1. Whether WA is preferenced over non-WA students
2. Regarding the ATAR+UCAT inconsistencies we've observed on MSO

This was their response:
1610534544593.png

I have now sent an email essentially explaining A1's reasoning (thanks a lot dude!) and am awaiting their reply
 

A1

Admissions Speculator
Moderator
This was their response:

You can file a lawsuit based off this Curtin's response.

Curtin says "Ranking has been correctly completed in accordance with the published methodology ... as stated in the 2021 Admissions Guide"

The Guide says "Applicants are ranked and selected for interview based on the weighted sum of their academic merit score (ATAR or equivalent) and their UCAT ANZ score (out of 3600) in the ratio of 60:40"

This means it must be 60%(ATAR) + 40%(UCAT Score/3600) -
NOT 60%(ATAR/100) + 40%(UCAT Score/3600) as Curtin has done.
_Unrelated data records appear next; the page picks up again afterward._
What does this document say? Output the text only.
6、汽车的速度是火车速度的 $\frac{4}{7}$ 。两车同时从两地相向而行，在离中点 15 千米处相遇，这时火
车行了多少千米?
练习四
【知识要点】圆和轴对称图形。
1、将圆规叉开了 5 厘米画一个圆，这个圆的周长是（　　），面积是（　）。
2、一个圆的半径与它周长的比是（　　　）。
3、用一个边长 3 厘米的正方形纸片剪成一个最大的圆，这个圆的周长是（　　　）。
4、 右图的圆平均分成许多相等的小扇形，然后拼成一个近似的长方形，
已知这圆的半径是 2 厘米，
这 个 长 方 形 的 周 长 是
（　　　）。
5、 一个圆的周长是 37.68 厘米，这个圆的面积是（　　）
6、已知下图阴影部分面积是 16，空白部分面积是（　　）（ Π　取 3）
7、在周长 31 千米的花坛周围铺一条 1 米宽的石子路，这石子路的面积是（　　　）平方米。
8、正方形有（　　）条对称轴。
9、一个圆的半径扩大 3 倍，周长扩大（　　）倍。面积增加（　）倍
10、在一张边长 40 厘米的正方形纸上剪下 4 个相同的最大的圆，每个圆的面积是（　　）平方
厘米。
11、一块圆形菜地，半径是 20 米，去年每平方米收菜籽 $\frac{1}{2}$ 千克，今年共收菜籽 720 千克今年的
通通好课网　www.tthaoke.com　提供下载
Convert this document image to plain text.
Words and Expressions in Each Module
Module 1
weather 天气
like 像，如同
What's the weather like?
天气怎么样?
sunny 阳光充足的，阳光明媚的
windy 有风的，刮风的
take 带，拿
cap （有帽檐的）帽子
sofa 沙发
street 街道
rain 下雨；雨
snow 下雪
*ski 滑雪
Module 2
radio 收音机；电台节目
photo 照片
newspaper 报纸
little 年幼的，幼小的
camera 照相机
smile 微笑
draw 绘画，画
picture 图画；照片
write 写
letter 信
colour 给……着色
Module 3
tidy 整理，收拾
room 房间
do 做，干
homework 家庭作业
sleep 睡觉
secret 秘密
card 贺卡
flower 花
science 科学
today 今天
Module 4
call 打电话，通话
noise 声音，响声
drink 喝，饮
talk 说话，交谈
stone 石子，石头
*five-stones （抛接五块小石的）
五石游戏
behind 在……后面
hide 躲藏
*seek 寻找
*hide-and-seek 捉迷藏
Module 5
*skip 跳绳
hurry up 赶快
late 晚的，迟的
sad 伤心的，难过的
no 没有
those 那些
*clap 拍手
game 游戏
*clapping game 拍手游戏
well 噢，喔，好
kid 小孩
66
They have not done it correctly in accordance with the Guide.

EtA: Btw both formulas are invalid methods for combining different scores, but this is an easier way to show Curtin has not done it correctly.
 

A1

Admissions Speculator
Moderator
This post is for someone at Curtin Medicine and Admissions to please read.

Please see this webpage (by a University College) > An explanation of z-scores (standardized values)

its title is : Z-Scores: A note done for Admissions board
its point is : Z-scores are a useful way to combine scores from data that has different means and ranges. The past two years z-scores have been used to help rank order the entrance test results.

If Curtin Admissions doesn't understand z-scores, instead you sum a rank (ATAR) with a score (UCAT) to rank applicants, I suggest you need to seek professional help.